One was cold, clean, and refreshing. The sign above it said “White.”

The other fountain looked as though it had never been cleaned, and it dispersed warm water on sweltering summer days. The sign above it said “Colored.”

One day, when no one was looking, I drank from the Colored Water Fountain to see what it was like. I quickly spat out the water that was almost hot.

And even though I was a little boy, I knew deep within my soul, “Everyone deserves a cold drink of water.”

I was born in Selma, raised in Montgomery, and attended high school in Birmingham, 1955-1973. This was in the heart of the Civil Rights movement in the U.S.

During those tumultous years, I learned a song as a child in Sunday School in the South:

“Jesus loves the little children,
All the children of the world.
Red and yellow, black and white,
All are precious in His sight,
Jesus loves the little children of the world.”

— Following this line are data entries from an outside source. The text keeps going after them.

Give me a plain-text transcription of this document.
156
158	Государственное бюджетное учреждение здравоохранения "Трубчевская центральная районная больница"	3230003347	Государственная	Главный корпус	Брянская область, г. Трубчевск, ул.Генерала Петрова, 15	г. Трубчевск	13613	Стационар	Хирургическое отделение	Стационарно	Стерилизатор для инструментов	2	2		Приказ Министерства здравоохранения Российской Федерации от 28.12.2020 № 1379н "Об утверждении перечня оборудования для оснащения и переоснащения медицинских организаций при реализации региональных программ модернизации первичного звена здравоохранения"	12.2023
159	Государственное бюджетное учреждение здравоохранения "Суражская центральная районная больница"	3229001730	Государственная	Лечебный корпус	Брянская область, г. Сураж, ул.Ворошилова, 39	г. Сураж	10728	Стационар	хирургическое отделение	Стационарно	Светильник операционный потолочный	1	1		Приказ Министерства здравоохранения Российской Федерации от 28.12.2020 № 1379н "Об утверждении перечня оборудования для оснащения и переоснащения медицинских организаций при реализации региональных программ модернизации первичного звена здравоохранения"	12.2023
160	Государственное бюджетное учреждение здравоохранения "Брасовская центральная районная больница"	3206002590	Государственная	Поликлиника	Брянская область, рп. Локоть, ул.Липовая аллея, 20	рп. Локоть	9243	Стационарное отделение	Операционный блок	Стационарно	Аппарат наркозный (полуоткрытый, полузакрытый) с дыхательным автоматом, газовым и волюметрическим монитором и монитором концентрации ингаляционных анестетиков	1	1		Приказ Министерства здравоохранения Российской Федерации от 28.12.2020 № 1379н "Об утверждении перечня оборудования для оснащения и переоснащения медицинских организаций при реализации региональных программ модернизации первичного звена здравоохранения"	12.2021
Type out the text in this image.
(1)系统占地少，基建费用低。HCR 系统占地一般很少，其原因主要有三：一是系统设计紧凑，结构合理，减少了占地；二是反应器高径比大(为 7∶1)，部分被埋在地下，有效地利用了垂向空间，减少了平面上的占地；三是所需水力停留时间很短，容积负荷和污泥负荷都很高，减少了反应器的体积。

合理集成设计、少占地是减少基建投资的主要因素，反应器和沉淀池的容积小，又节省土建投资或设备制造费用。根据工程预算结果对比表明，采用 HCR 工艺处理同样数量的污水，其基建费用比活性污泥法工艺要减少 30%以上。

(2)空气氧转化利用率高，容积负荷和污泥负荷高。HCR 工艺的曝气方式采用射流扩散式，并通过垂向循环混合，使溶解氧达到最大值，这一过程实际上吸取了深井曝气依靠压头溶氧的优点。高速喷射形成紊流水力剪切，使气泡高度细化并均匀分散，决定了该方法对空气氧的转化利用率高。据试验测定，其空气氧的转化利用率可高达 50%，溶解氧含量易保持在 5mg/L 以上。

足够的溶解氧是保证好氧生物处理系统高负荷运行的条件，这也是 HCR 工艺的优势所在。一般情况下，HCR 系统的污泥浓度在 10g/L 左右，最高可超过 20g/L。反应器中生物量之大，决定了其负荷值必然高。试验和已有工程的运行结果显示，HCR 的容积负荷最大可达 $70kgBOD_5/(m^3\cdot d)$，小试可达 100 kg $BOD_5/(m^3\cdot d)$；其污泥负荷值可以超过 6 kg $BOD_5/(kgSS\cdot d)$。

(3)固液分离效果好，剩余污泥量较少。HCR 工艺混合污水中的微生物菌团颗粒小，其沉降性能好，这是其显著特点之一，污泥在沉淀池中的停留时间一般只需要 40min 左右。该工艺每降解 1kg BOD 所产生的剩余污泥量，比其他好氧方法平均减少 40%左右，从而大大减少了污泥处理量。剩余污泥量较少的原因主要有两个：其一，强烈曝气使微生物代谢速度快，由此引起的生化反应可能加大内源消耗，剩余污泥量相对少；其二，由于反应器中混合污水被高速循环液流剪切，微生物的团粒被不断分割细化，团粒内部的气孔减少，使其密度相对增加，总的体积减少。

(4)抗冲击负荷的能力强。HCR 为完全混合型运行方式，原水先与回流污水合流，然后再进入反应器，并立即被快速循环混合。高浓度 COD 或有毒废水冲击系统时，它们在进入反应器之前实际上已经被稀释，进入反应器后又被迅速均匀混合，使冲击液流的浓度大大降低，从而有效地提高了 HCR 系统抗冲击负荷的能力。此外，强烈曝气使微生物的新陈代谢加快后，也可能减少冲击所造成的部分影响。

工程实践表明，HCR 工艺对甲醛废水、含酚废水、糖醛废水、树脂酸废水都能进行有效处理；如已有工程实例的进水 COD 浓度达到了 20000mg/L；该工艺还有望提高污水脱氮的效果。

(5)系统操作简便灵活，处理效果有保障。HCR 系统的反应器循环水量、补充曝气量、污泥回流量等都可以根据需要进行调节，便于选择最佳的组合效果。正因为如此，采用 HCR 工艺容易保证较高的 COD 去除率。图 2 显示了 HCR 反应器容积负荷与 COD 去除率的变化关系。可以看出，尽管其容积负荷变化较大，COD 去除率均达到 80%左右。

Today, unfortunately the signs of color, discrimination, or injustice have been exchanged for new signs that declare that it is ok to act unjustly to persons who are gay, or to women who want to be clergy, or persons living with HIV/AIDS, or to persons living in countries like Sudan.

Giving a cold, refreshing drink of water to a thirsty soul is the right thing to do. There are dry, parched lips all around us.

I still believe everyone deserves a cold drink of water.